Even the car itself could be called an "accelerator" (in the
sense of "something that is accelerating") while it is accelerating.
However, "accelerator", when used in regard to a car, is a precise
technical term, and it means only one of these things - the throttle.
If a word could be expected to have any meaning that might be
considered plausible for it regardless of the context, communication
would be very difficult.
Even physicists use their words this way.
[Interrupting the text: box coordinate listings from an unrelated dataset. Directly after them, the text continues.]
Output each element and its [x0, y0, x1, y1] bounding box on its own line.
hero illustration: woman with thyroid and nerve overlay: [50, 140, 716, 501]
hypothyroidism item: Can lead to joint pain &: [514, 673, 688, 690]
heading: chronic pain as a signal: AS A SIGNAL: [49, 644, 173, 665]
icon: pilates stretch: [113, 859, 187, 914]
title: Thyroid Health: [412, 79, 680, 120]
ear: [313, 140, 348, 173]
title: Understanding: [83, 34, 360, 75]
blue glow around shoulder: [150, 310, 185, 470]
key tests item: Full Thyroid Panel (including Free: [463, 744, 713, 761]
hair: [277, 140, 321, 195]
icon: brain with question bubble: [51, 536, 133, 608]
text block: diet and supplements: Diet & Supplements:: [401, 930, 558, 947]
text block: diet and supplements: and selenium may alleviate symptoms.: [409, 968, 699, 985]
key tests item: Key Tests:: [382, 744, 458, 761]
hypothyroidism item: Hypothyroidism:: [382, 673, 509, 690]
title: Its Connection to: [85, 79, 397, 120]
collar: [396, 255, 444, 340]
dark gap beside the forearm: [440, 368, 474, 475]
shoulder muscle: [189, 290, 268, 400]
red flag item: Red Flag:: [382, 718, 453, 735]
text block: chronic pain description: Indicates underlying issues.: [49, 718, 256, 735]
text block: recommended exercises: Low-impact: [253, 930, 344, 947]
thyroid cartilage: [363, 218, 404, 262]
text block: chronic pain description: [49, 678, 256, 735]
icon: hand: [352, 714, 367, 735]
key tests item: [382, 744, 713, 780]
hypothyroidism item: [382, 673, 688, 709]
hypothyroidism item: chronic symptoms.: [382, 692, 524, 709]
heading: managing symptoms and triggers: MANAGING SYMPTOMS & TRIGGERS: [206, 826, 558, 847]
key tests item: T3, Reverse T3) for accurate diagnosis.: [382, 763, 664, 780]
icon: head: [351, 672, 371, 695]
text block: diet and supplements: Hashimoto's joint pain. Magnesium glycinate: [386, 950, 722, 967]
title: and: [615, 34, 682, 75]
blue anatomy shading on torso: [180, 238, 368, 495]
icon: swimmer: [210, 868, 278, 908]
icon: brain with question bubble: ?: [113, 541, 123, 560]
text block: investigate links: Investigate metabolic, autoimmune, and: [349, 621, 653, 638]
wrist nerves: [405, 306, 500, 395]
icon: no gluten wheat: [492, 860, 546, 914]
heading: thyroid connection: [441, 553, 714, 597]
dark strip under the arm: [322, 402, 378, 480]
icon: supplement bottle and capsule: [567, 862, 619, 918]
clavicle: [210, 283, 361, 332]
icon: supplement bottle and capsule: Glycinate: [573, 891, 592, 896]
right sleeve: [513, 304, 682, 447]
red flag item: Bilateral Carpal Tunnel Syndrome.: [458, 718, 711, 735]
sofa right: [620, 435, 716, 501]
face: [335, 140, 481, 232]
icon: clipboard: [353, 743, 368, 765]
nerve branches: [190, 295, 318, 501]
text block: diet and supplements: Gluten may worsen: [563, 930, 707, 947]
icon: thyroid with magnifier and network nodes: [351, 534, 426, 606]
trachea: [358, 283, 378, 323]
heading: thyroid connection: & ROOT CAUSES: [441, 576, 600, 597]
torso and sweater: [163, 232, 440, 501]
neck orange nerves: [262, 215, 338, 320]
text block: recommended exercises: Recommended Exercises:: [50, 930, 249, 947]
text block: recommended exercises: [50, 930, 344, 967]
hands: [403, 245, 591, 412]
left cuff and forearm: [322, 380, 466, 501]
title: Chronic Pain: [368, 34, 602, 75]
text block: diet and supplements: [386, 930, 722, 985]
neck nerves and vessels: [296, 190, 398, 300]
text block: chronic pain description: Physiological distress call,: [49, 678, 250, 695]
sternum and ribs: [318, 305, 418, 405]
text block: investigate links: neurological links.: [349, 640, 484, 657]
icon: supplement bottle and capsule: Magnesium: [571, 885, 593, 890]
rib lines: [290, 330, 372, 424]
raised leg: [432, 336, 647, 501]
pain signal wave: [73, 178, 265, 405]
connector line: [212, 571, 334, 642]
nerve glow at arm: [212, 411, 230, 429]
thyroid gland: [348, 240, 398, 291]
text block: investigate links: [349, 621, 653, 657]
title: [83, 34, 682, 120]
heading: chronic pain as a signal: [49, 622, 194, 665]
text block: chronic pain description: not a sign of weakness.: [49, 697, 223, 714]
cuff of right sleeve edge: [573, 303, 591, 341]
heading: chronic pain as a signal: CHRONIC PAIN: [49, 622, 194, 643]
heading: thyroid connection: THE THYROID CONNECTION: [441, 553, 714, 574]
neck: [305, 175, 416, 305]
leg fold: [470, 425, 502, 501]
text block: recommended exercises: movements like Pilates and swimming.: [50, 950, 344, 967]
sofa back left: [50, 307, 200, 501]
If one physicist tells
another that he just acquired a "linear accelerator" for his
lab, it's clearly understood that his new toy is an atom smasher,
as opposed to, say, a slingshot that he's planning to use to
accelerate small masses in a straight line toward his lab
assistants when they're not looking.
> If you don't believe it, ask a physicist. It's just another abused word.
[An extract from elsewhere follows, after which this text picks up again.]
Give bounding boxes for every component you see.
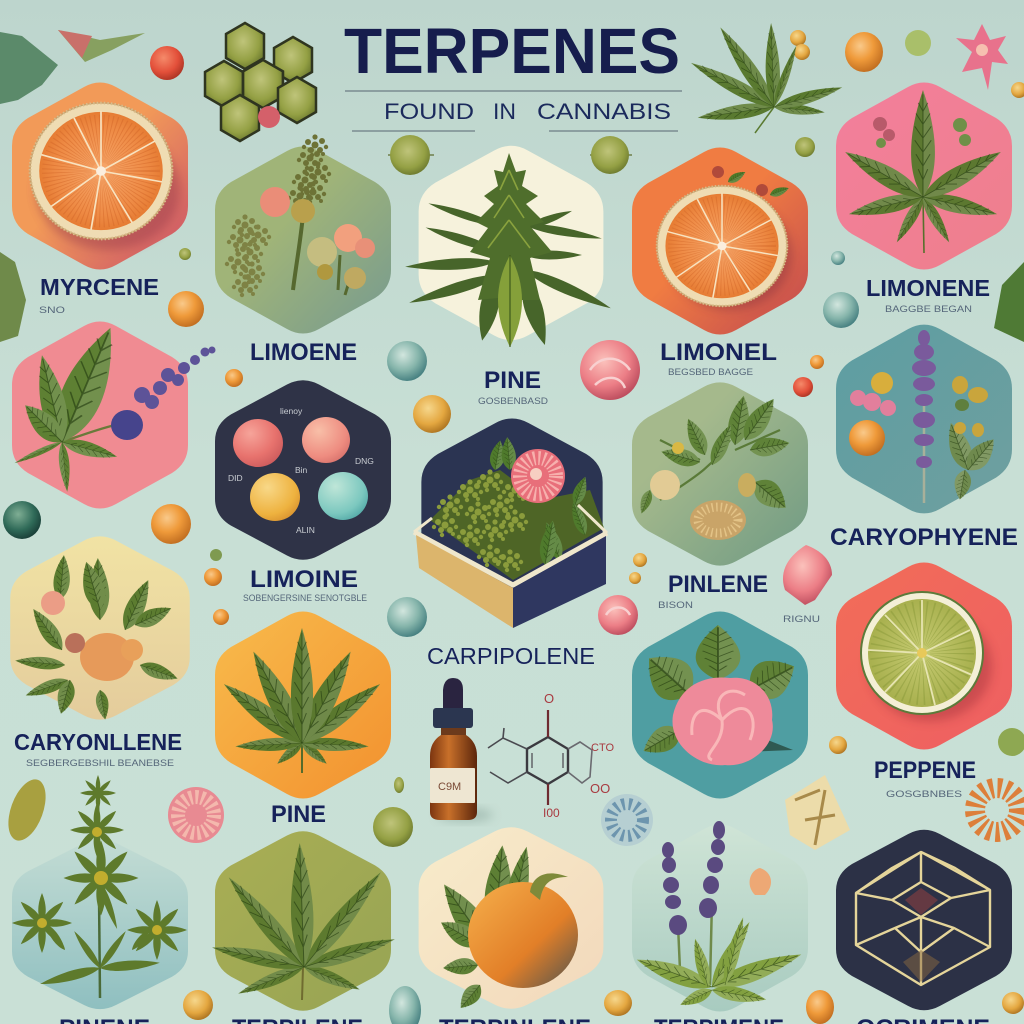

I think we would be very hard pressed to find a single physicist who,
while teaching his teenage daughter to drive the family Vanagon
[OBLIGATORY VOLKSWAGEN CONTENT], will say "we're coming
to a stop sign, so now press down on the accelerator..."
> Andrew
-Steven Sittser
(P.S. - I had some fun in high school Physics class one day telling
friends that our lab had just purchased a "photon cannon". When they
questioned the teacher - a good sport - he agreed, despite the
fact that all we had was a new spotlight for optics experiments.